“A politician is a person who approaches every issue with an open mouth.”
-Friedrich Nietzsche
Leaders entered 2025 with thunder in their voices and renewal on their banners—at home, abroad, and in the fragile spaces in between. They promised closure, courage, and change. As the year now closes, what defines it is not achievement but absence. The unfulfilled. The abandoned. They were quietly shelved. The true story of 2025 is not what happened, but what never did.
We are trained to catalogue calamities—wars, floods, scandals, triumphs—as though history were merely a ledger of eruptions. But societies are more often undone by voids: the spaces where leadership should have stood and did not. This year, that void yawned wide.
Consider the United States. Donald Trump promised Americans they would “get tired of winning.” Instead, they have grown tired of watching promises evaporate. He pledged to end the war in Ukraine within 24 hours. The war grinds on. The only discernible “solution” appears to be one that coerces Ukraine into surrendering to Vladimir Putin’s demands. The world continues to wonder what binds Trump to Putin—kompromat*, admiration, or the gravitational pull of authoritarian power. The rumours read like pulp fiction; the geopolitical consequences are deadly serious.

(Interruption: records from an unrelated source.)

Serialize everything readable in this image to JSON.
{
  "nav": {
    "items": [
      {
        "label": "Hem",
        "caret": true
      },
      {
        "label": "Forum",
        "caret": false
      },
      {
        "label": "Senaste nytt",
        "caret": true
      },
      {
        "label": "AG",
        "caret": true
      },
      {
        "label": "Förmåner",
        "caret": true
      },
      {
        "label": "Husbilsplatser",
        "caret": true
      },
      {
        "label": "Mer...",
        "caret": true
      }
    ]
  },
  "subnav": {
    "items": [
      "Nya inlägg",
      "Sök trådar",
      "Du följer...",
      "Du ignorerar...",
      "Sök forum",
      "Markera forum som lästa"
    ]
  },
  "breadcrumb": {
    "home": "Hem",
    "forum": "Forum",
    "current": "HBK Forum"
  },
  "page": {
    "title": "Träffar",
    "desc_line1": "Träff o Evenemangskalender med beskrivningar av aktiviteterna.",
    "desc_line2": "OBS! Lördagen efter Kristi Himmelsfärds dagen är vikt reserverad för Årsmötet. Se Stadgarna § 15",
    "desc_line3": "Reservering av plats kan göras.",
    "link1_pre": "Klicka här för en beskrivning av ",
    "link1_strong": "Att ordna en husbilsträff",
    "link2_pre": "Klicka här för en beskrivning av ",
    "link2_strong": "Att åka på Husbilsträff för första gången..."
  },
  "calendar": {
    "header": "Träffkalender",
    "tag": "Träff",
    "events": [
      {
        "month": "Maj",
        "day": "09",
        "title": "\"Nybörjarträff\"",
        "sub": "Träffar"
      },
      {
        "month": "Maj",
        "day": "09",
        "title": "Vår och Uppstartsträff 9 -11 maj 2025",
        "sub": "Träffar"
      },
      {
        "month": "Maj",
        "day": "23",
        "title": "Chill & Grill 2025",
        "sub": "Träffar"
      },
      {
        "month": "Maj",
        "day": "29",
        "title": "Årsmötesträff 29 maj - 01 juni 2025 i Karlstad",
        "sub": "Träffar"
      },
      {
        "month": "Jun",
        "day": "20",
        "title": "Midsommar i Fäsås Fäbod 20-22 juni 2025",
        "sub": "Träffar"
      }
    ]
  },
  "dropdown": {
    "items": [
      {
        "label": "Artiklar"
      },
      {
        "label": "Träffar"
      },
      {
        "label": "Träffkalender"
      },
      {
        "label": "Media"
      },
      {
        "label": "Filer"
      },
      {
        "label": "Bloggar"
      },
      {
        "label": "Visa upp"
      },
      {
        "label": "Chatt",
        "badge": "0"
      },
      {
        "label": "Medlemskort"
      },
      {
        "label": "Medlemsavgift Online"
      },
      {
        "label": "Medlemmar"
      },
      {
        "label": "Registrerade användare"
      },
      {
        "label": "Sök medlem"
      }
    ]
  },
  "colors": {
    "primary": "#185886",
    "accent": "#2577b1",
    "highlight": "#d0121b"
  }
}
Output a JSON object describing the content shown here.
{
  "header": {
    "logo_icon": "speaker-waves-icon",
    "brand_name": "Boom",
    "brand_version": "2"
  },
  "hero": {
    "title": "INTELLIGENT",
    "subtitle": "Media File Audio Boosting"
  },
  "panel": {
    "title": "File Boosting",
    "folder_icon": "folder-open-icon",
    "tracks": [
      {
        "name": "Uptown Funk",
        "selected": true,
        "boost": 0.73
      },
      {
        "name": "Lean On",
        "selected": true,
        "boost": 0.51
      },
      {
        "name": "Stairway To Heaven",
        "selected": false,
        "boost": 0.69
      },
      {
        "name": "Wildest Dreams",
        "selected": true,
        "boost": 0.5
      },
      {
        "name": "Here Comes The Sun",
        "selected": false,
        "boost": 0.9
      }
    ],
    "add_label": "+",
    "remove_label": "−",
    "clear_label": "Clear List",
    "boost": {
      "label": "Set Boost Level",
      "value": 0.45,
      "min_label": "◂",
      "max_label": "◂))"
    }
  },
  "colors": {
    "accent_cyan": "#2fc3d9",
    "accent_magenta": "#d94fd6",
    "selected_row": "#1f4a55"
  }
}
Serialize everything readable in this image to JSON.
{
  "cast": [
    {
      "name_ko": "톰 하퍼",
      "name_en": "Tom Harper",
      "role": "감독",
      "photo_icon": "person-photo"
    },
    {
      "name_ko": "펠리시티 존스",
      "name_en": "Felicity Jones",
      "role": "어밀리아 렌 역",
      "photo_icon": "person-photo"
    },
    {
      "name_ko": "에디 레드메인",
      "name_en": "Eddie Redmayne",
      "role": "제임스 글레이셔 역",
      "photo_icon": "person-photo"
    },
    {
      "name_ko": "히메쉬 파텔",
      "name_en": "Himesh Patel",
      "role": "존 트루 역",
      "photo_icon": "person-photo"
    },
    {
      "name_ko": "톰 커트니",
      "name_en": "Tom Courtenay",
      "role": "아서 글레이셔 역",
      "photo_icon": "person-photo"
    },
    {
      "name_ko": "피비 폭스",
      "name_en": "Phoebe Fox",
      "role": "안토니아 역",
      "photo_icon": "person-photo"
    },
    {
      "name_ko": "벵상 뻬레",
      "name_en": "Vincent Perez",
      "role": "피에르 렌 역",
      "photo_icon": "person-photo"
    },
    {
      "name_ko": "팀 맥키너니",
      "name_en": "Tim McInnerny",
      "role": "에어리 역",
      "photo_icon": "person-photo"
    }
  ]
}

Trump also boasted that he would end Israel’s devastating war. Not only did peace fail to materialise—he now claims he deserves a Nobel Prize for brokering what never occurred. On the ground, settlement expansion proceeds unchecked. Roughly 42 per cent of Palestinian land is now effectively under Israeli control, with settlers claiming new territory through force. Palestinian blood quietly flows; devastation
Grinds on, even as Trump’s much vaunted ceasefire exists only in rhetoric - announced, applauded, and abandoned while lives are lost beyond the cameras. The region edges closer to irreversible fragmentation while the language of peace dissolves into dust.
Trump insisted Iran’s nuclear capacity had been neutralised. Subsequent assessments showed the strike fell short of its stated aim. He celebrated having secured lasting peace between Thailand and Cambodia; this very week, shells began falling again. Promises, proclamations, declarations—noise without delivery.
This pattern, however, is not uniquely American. Across the democratic world, 2025 exposed a widening gap between electoral vows and governing resolve.
In Canada, the contradictions have been stark. Oil executives who once booed the prime minister now applaud him. Climate experts and business leaders alike are baffled by Mark Carney’s abrupt fossil-fuel pivot. Pushback against U.S. tariffs remains a work in progress. A transformative housing buildout is promised—but deferred into the long term, where political accountability goes to rest. Each item is explained as pragmatic, incremental, or complex. Collectively, they form a portrait of hesitation masquerading as strategy.
Back in Washington, Trump and his allies thundered about the “communist threat” posed by Zohran Mamdani’s mayoral run in New York. Then came the reversal. Mamdani was welcomed into the Oval Office, congratulated on his victory, praised for having “run an incredible race,” and assured he would “do a very good job.” When asked about previously calling Trump a fascist, Trump jokingly interjected, “That’s OK—you can just say yes… it’s easier.”
The moment was light, even affable. It was also revealing. What evaporated was not hostility but conviction. What vanished was not rhetoric but meaning. In the theatre of politics, yesterday’s existential threats become today’s photo opportunities. Principles are not defeated; they are simply set aside when inconvenient.
To be fair, this late pivot suggested something else too: that 2025 may yet close on a gentler note than it began. Civility flickered. Dialogue reappeared. But even this modest hope underscores the deeper indictment. We are now relieved not by progress, but by tone. We celebrate gestures because outcomes remain elusive.
And so, as we look back on 2025, we must widen our lens beyond the crises that did occur. The harsher judgment lies in what did not: wars not ended, reforms not enacted, climate promises not honoured, justice not upheld. History is not shaped only by explosions and elections, but by the choices leaders evade—and the futures they quietly forfeit.
Nietzsche warned us about open mouths. What 2025 exposed was something more corrosive: closed wills. When speech outruns substance, democracy does not collapse—it hollows out. And hollow systems, eventually, cannot bear the weight of the people they claim to serve.
* Kompromat is a Russian term that literally means “compromising material”. It refers to information collected on a person – often politicians, public officials – that can be used to manipulate, control, or discredit them. Typically used to gain leverage over someone, force them to act in a certain way, or damage their reputation if they resist.
Javed Akbar is a freelance writer with published works in the Toronto Star and across diverse digital platforms.